Без кочегаров пароход, безусловно, ни на что не годен. Работа это была тяжёлая и неблагодарная: длительные, высасывающие все силы вахты, иссушающая жара и ломики и шуровки в руках, которые могли достигать веса в два, а то и в три десятка килограммов. Кочегары изнемогали от непосильного труда. Случалось и такое, что за одну вахту каждый кочегар корабля отправлял в топку больше тонны угля.

На «Титанике», который, несомненно, был пароходом важным, имелась мощнейшая силовая установка. Её образовывали две группы четырёхцилиндровых паровых машин тройного расширения, которые располагались в одиннадцатом трюмном отсеке. В соседнем отсеке, двенадцатом, располагалась паровая турбина низкого давления Парсонса — такую устанавливали на всех судах класса «Олимпик». Турбина «Титаника» была самой грандиозной из всех морских турбинных установок, когда-либо построенных к тому моменту. В длину она достигала примерно пятнадцати с половиной метров, а вес её составлял не менее четырёхсот двадцати тонн. Максимальная мощность этой установки составляла шестнадцать тысяч лошадиных сил; в минуту она делала сто шестьдесят пять оборотов — то есть две целых и семьдесят пять сотых оборота в одну секунду! Если же ротор турбины двигался быстрее положенного хотя бы на десять процентов, специальные клапаны выпускали пар в конденсаторы и продолжали это делать, пока скорость турбины не снижалась до приемлемой. Пар стремился к бортам, где проходил мимо трубок с холодной морской водой, которая помогала охладить его. Затем он поступал в конденсатор, откуда забирался при помощи специального конденсаторного насоса. Вода, помогавшая в конденсации пара, поступала в резервуары, что располагались во втором дне корабля, после чего насосы закачивали её обратно, и вода двигалась к бойлерам. Этот цикл не прекращался, пока пароход шёл и машины работали.

А вот жаротрубных котлов, которые и производили этот пар для плавучего колосса, было всего двадцать девять штук: двадцать четыре двухпроточных и пять — однопроточных. С каждого торца у двухпроточных котлов было по три топки — гофрированные трубы с колосниковыми решётками. Двухпроточный котёл обладал ёмкостью в сорок восемь с половиной тонн, что почти эквивалентно весу десяти взрослых индийских слонов. У однопроточного котла топки было всего три, и вырабатываемый ими пар был необходим для поддержания работы электрогенераторов.

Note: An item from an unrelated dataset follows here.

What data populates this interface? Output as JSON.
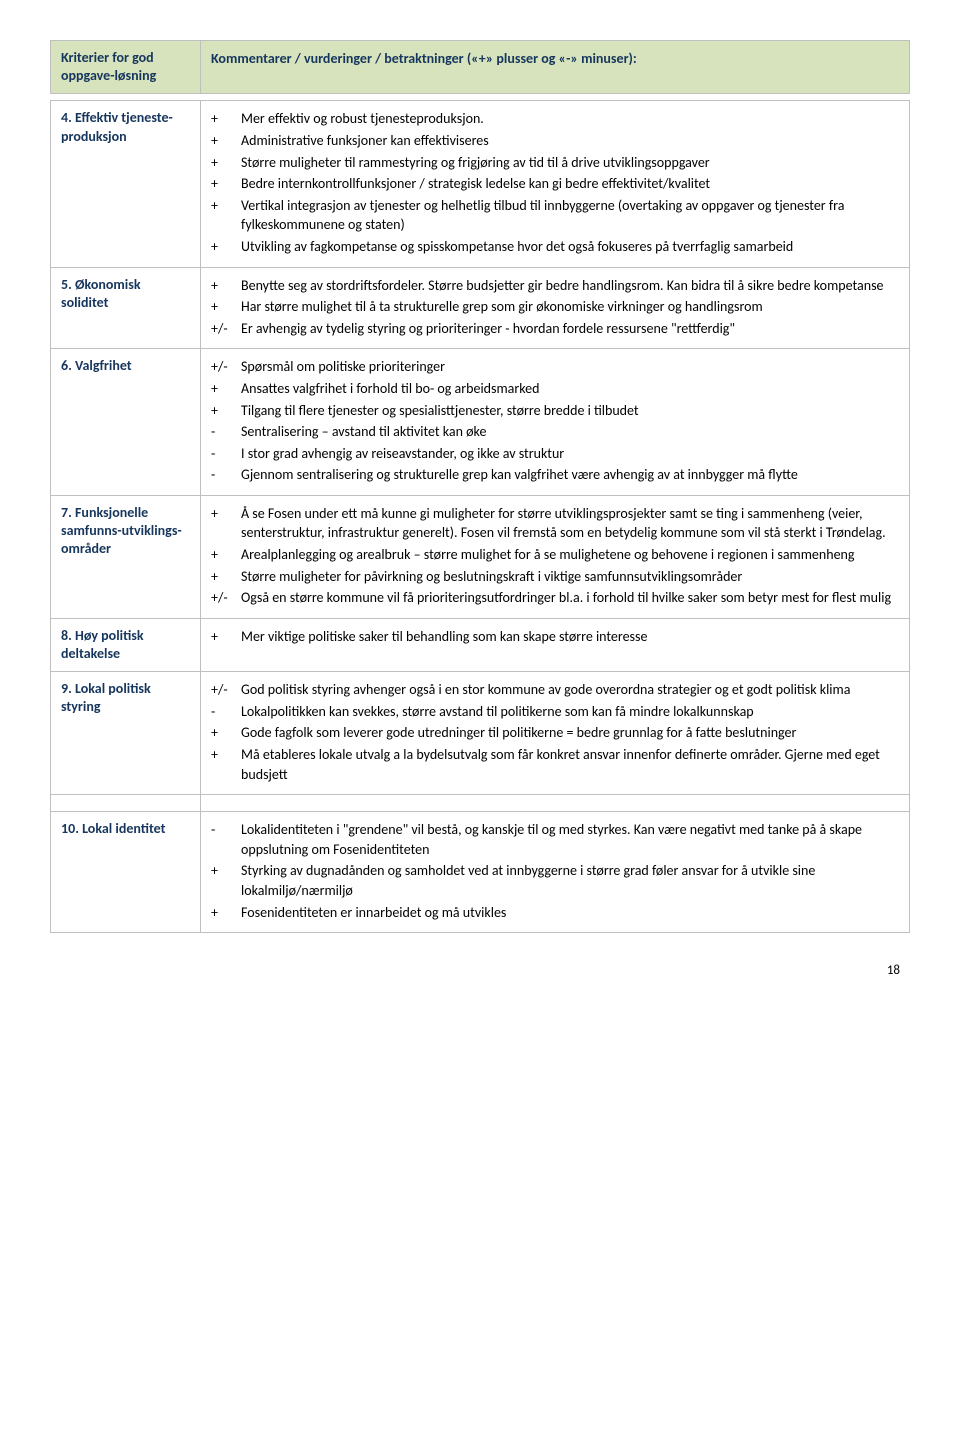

Котлы располагались с пятого по десятый трюмный отсек параллельно переборкам судна, по пять котлов в ряду. В первой котельной имелись только однопроточные котлы. Чтобы развести холодные котлы, требовалось около восьми часов; в сутки же силовая установка пожирала около шестисот тонн угля (уголь хранили в бункерах W и Y между котельными). К примеру, современный пятиэтажный панельный дом из пяти подъездов весит почти в десять раз больше. Всего же к десятому апреля тысяча девятьсот двенадцатого года на «Титаник» было загружено пять тысяч девятьсот восемьдесят две тонны угля, что, в принципе, сопоставимо с весом того же самого панельного пятиэтажного дома из пяти подъездов, о котором говорилось выше.

Чтобы прокормить всю эту махину, в котельных безустанно трудились, обслуживая сто пятьдесят девять жадных топок, больше сотни кочегаров. Их работу координировал с контрольного мостика машинного отделения вахтенный механик, следивший за котельным телеграфом и шуровочным индикатором. Шуровочный индикатор по принципу работы был схож с таймером: в определённое время в котельной пронзительно звенел сигнал, а диск переходил к цифре, которая обозначала номер котельной, нужной кочегарам.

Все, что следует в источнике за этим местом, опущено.